Sunday, 30 June 2013

Background to Drupal entities

Introduction

The first of a series of related posts about Drupal custom entities, all will be linked into here as they are published. If not useful in themselves I hope to at least provide lots of links to useful entity resources online.

Entities were introduced into Drupal 7, they fundamentally change the way you can deal with things in Drupal and pave the way for some vast improvements in the use of Drupal as a development framework (rather than a CMS with customizable bits and modules that can be bolted on).

Entities are not proving easy for people to get into, although embraced by a number of contributed modules, many working Drupal developers don't fully understand or use them and although there are plenty of resources and explanations about them it is not easy to get started using them.

I believe that a key factor in the small number of developers embracing entities is that they are not directly exposed to site builders in Drupal 7, there is no sliding scale of entity use in core, you have to know about how they work and get your hands dirty.

Mastery of Entities may have been 'Take it or leave it' for a lot of developers building Drupal sites in Drupal 7 but I think for Drupal 8 they will be vital knowledge for anybody building medium to large Drupal sites.

Why should you care?

This post by Adam Behnke makes a case that custom entities
"should be reserved for those who are expert Drupal programmers"
I however believe that most Drupal developers will benefit from grasping the entity nettle before Drupal 8 becomes mainstream (even if that is just acquiring a background understanding) as there will be many fundamental changes introduced to the way we develop for Drupal 8 and taking it all in one big hit will be quite a shock (even though entities will evolve and change in Drupal 8).

Before Drupal 7

Drupal 6 had nodes and the contributed CCK module, nodes may have been the cornerstone of Drupal development but they were targeted at a certain type of (content) data and there were a number of things in core Drupal that were not node-like enough to be treated as nodes (comments, users ....), each thing had it's own way of being treated in code.

Adding to the number of non-node like things in Drupal core, many custom modules introduced their own things, things that again had their own custom coding. Because all the things were different there was a proliferation of custom code required to integrate them with views, make references to them from other things etc. etc.
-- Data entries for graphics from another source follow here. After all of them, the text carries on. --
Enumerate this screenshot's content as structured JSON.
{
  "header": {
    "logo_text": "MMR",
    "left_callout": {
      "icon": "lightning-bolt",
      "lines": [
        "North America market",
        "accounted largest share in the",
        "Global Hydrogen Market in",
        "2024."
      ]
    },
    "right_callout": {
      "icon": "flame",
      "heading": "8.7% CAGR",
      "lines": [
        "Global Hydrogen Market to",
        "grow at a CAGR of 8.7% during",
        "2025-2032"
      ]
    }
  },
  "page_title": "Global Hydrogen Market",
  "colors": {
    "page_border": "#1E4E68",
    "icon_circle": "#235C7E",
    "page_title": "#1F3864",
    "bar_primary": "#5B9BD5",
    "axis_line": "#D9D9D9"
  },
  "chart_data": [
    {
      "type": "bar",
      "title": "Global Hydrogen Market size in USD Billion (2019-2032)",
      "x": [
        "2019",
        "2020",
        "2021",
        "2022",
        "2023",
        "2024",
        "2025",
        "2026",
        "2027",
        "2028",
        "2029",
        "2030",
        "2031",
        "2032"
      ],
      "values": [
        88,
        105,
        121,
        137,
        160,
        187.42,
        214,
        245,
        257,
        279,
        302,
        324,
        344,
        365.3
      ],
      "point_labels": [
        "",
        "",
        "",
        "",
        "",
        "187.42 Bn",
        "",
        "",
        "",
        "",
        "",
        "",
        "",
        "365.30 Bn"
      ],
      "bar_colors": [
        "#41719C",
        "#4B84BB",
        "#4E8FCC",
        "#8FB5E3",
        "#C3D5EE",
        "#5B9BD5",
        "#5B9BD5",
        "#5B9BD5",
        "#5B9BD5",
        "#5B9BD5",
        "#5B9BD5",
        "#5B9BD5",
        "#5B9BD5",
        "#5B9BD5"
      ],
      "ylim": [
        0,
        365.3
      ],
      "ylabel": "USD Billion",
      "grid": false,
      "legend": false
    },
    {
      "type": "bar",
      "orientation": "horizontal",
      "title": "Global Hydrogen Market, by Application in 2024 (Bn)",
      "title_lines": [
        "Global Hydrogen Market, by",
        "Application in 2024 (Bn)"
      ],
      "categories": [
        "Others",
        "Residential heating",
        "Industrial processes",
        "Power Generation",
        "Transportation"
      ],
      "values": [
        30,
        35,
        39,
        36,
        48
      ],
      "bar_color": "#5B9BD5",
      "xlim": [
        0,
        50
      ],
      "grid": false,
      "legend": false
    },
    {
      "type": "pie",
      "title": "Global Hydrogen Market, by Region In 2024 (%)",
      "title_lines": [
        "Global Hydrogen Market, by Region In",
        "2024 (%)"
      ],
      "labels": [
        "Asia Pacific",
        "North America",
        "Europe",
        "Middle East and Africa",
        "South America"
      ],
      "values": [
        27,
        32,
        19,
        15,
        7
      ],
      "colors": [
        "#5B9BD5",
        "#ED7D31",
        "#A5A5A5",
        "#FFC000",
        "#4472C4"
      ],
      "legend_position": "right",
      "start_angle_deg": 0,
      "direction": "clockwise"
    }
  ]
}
What the writers of all these core and non core things were attempting to do was model their data in a way that made sense for the problems they were trying to solve.

More fields please 

Often developers simply wanted more fields that they could add to the non-node things. Giving rise to user profiles and similar.

Everything a node

Because many contrib. modules worked so well with nodes, there was a call and lots of effort to make everything a node. Modules that would convert comments to nodes for example and contrib. modules that defined their things as nodes even though that required some distortion and non-ideal design. Eventually this became cumbersome, it was not always good for performance, often made things confusing and led to questions like 'what about the comment settings on a comment node?'

Drupal 7

It all started with the Field API, the CCK module was such a key part of Drupal development the benefits it offered had to be brought into Drupal core. The roots of the Entity API can be seen in this issue https://drupal.org/node/460320
because we all need a
"loadable thingy, that can optionally be fieldable"
The issue and comments are worth reading.

A problem was simply that there was only time to put the absolute minimum required for the Entity API in Drupal 7 so the rest went into the contrib. Entity API module. This module is virtually a must for anybody working with their own custom entities and a requirement for many contrib. modules that use entities.

Wrap up, everything is an entity

From the everything is a node attempt to give people some extra functionality they wanted for their things we have come to everything is an entity (including nodes). The entity is what provides the generic thing functionality that everybody wanted without having the baggage of properties and behaviour that only made sense to node content (author, published data.... ).